Katz and his co-founder Shai Magzimof demoed the agents for TechCrunch, showing how to add human verifiers for your agents by simply instructing at which step the agent should ask you for oversight.
For example, they ran an agent to do research on TechCrunch reporters before pitching them. The agent identified and gathered technology news and trends, analyzed the information to identify potential story angles, and compiled a research report summarizing the findings. At the last stage, the agent was directed to send the information to Katz for verification. Once approved, the agent would send the completed research report to Magzimof.
The founders noted that humans can be in the loop as much or as little as required — Magzimof said organizations can set up company-wide rules, like ensuring an email gets checked by a human if it’s being sent outside the company.
Bringing other colleagues into the workflow is as easy as tagging them in the chat with an AI agent, or copying them on the email to the agent. That’s another standout compared to agents on the markets today: Most models are single-user, and while Notion AI and Slack allow users to collaborate in shared spaces, they don’t let the AI manage conversations and tasks between teammates in real time.
Another core feature of Mixus is its ability to remember files, chats, prompts and agents.
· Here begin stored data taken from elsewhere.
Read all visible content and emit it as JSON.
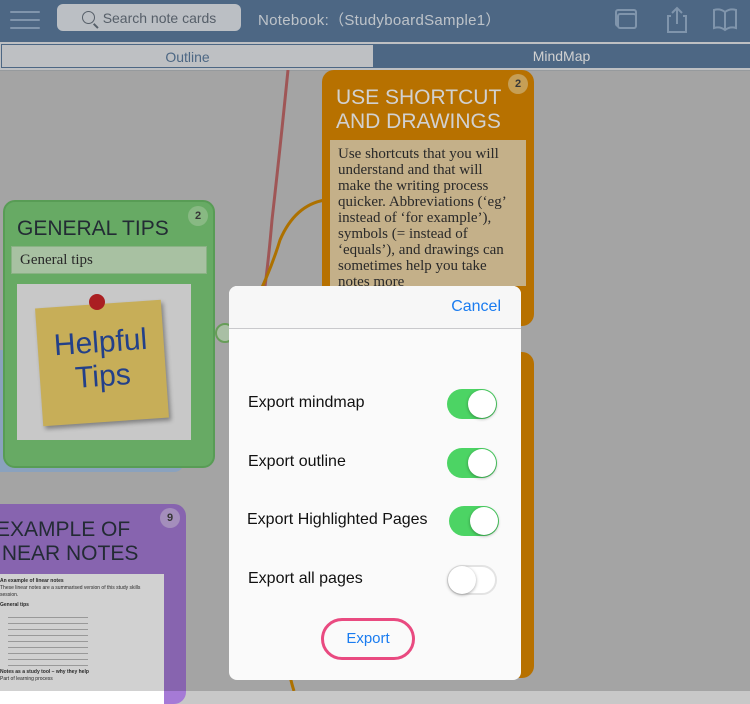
{
  "toolbar": {
    "search_placeholder": "Search note cards",
    "notebook_title": "Notebook:（StudyboardSample1）"
  },
  "view_tabs": {
    "outline": "Outline",
    "mindmap": "MindMap",
    "selected": "MindMap"
  },
  "cards": {
    "shortcut": {
      "title_line1": "USE SHORTCUT",
      "title_line2": "AND DRAWINGS",
      "badge": "2",
      "note": "Use shortcuts that you will understand and that will make the writing process quicker.  Abbreviations (‘eg’ instead of ‘for example’), symbols (= instead of ‘equals’), and drawings can sometimes help you take notes more"
    },
    "general": {
      "title": "GENERAL TIPS",
      "badge": "2",
      "subtitle": "General tips",
      "image_line1": "Helpful",
      "image_line2": "Tips"
    },
    "linear": {
      "title_line1": "EXAMPLE OF",
      "title_line2": "INEAR NOTES",
      "badge": "9",
      "doc_heading": "An example of linear notes",
      "doc_intro": "These linear notes are a summarised version of this study skills session.",
      "doc_section": "General tips",
      "doc_footer": "Notes as a study tool – why they help",
      "doc_last": "Part of learning process"
    }
  },
  "dialog": {
    "cancel_label": "Cancel",
    "options": [
      {
        "label": "Export mindmap",
        "enabled": true
      },
      {
        "label": "Export outline",
        "enabled": true
      },
      {
        "label": "Export Highlighted Pages",
        "enabled": true
      },
      {
        "label": "Export all pages",
        "enabled": false
      }
    ],
    "export_label": "Export"
  },
  "colors": {
    "toolbar": "#5e7ea1",
    "orange_card": "#e08a00",
    "green_card": "#7ed07a",
    "purple_card": "#a57ad6",
    "switch_on": "#4cd464",
    "link_blue": "#1a7cf0",
    "highlight_ring": "#e94a80"
  }
}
“We created Spaces so that every team, every person, every group of people can have a shared memory,” Magzimof said. “Then all my agents, all my files, all the people can be in that very specific Space’s memory.”
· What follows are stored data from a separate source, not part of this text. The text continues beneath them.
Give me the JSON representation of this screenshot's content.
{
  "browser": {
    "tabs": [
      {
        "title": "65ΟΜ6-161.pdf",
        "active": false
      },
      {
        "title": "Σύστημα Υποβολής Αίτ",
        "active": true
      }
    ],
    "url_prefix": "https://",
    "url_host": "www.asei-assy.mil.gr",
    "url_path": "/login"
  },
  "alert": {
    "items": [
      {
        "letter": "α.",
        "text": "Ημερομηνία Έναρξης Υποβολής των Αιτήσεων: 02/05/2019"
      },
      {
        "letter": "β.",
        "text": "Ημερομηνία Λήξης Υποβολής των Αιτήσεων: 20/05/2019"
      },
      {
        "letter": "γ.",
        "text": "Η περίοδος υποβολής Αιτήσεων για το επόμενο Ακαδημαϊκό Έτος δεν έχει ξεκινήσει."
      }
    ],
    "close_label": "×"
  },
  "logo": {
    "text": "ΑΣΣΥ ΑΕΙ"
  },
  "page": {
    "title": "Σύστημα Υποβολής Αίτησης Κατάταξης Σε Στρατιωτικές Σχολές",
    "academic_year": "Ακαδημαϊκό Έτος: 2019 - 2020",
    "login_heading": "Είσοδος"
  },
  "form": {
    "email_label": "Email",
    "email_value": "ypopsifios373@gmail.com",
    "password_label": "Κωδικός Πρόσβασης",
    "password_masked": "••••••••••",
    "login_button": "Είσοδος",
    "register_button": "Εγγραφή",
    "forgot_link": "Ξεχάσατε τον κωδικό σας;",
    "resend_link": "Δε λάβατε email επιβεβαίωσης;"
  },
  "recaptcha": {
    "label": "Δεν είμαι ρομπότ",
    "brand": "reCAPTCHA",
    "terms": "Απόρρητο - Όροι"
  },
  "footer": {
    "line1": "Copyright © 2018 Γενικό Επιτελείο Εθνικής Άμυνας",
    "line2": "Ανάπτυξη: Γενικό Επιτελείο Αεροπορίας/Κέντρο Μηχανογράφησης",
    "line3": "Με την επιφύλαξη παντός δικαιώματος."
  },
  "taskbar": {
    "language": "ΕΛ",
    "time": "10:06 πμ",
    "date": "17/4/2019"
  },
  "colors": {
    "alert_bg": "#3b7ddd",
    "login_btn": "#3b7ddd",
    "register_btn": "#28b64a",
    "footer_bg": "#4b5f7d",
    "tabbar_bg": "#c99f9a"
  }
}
While ChatGPT and Claude both support memory, their enterprise plans don’t yet support shared agent memory across users.
What else can Mixus do?
In our interview, the founders ran through an hour-long demo showing a range of use cases and abilities. Mixus’ agents do seem capable, reflecting a high degree of autonomy and memory that places the company towards the higher end of the AI agent spectrum. That is, if the product works as reliably as it did in the demo.
Like other agents, Mixus can integrate with other tools, from Gmail to Jira, and users can trigger agents to run immediately or on a schedule. Agents can run and edit documents or spreadsheets inline — similar to ChatGPT, Microsoft Copilot, and Google Gemini, but those are often limited to sandboxed environments.
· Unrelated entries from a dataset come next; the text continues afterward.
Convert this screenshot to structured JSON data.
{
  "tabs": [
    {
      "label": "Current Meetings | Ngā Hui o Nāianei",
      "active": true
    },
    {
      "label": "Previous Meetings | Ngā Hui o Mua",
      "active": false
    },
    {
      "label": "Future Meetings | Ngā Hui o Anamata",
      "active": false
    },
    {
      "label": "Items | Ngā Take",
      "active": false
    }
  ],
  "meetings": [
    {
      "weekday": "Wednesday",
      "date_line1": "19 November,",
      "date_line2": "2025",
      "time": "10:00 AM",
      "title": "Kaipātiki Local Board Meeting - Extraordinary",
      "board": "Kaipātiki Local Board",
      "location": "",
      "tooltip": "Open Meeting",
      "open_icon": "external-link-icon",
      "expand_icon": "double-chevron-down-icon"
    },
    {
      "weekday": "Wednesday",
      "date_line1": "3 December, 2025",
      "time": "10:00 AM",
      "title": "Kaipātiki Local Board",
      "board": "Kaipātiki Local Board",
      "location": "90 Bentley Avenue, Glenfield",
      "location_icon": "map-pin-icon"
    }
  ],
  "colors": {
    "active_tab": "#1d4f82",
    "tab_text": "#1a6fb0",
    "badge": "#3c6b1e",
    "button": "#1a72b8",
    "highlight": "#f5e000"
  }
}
Mixus also lets agents autonomously navigate organizational context — like figuring out who in an organization owns a task by looking through Jira tickets.
Built on a combination of Anthropic’s Claude 4 and OpenAI’s o3, Mixus agents also have access to the web, which Magzimof says can be tapped for tasks like live research or monitoring. He described it as “Google Alerts on steroids.”
Taken together, Mixus appears to be less of a productivity tool and more like a tireless digital colleague – yet another ambitious attempt to reimagine AI as a collaborator. If it works as advertised, your next “coworker” might not be human, but it might get through your inbox faster than you do.